Frode Hansen

Personal information
- Full name: Frode Eike Hansen
- Date of birth: September 4, 1972 (age 53)
- Place of birth: Stavanger, Norway
- Height: 1.87 m (6 ft 1+1⁄2 in)
- Position: Defender

Senior career*
- Years: Team / Apps / (Gls)
- 0000–1997: Vidar
- 1998–2000: Viking / 51 / (4)
- 2001–2003: Lyn / 54 / (3)
- 2003–2005: Viking / 58 / (0)

= Frode Eike Hansen =

Norwegian footballer (born 1972)

Frode Eike Hansen (born September 4, 1972), is a former Norwegian professional footballer who played for Mosterøy, Vidar, Viking and Lyn. Hansen was above all a determined player and a strong tackler who gained a reputation as a no nonsense defender. He made his debut in the Norwegian Premier League for Viking in 1998, playing a total of 163 games in the Norwegian top flight for Viking and Lyn.

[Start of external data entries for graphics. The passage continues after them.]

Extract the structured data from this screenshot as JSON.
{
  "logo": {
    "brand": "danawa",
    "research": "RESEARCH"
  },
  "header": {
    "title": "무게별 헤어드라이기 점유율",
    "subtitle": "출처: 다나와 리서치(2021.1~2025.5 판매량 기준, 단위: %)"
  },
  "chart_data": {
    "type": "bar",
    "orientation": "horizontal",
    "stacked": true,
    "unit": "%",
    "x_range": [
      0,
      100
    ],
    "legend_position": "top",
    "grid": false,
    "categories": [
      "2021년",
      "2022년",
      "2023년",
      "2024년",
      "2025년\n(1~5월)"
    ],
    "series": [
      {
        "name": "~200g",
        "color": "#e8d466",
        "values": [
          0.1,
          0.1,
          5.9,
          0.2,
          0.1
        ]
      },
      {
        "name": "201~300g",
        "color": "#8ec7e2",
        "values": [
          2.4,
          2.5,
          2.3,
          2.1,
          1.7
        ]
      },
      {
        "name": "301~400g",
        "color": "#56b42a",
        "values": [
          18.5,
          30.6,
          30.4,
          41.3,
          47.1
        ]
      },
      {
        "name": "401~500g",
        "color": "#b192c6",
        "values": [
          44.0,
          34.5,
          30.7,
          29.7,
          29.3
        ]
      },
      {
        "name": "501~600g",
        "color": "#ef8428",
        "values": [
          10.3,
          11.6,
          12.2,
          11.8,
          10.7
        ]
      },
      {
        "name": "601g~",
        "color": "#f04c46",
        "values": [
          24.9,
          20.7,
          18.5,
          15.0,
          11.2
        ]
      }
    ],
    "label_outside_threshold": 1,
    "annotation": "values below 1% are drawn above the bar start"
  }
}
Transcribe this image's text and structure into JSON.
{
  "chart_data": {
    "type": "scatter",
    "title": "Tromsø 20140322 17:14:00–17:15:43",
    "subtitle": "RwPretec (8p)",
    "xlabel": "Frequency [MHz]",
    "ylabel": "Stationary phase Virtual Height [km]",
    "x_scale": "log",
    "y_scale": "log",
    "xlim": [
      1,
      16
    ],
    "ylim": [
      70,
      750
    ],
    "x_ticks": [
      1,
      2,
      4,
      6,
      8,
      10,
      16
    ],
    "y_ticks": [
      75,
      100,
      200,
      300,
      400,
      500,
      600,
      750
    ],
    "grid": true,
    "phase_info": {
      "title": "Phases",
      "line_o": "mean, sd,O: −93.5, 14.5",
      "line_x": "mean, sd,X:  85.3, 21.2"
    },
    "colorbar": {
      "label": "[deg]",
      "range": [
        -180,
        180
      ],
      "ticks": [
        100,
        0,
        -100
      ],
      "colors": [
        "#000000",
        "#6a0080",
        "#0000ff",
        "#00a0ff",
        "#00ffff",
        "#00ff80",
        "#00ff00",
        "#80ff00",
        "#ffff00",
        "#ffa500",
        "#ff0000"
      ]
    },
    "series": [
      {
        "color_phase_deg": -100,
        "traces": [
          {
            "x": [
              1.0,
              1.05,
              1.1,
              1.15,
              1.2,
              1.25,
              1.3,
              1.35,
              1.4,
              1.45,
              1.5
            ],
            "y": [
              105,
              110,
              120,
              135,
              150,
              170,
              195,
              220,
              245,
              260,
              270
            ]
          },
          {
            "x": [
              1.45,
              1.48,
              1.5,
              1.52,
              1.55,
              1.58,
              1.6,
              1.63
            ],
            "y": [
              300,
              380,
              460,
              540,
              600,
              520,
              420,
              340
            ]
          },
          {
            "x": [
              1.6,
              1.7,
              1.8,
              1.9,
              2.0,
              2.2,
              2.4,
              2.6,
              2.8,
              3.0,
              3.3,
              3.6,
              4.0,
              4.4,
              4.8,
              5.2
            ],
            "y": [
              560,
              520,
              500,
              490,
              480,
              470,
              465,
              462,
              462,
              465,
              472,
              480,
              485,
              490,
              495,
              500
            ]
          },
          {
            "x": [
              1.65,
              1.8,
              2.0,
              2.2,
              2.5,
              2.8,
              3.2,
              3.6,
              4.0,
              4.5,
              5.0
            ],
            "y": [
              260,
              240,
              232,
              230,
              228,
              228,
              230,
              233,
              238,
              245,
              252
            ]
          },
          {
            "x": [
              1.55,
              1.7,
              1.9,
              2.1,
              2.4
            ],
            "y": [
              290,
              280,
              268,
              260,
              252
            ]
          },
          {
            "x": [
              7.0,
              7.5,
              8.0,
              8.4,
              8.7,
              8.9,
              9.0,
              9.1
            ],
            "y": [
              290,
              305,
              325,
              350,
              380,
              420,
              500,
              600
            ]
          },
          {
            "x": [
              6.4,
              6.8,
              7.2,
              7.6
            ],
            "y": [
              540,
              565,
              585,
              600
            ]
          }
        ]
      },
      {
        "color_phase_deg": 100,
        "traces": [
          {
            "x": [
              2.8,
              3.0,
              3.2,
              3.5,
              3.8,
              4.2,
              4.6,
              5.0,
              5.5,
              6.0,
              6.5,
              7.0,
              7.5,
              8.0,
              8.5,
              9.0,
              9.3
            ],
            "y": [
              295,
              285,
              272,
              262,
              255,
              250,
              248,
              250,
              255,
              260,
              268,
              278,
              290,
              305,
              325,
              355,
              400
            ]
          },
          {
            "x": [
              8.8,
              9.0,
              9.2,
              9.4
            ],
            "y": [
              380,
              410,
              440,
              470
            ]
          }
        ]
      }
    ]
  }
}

His most notable achievements were the UEFA Cup first round matches against Sporting Lisboa in 1999, where Viking won 3-1 on aggregate.

Hansen rose to fame towards the end of his career, when he moved from being a hard-working, but underestimated defender to being recognised as one of the most important players in the Viking team.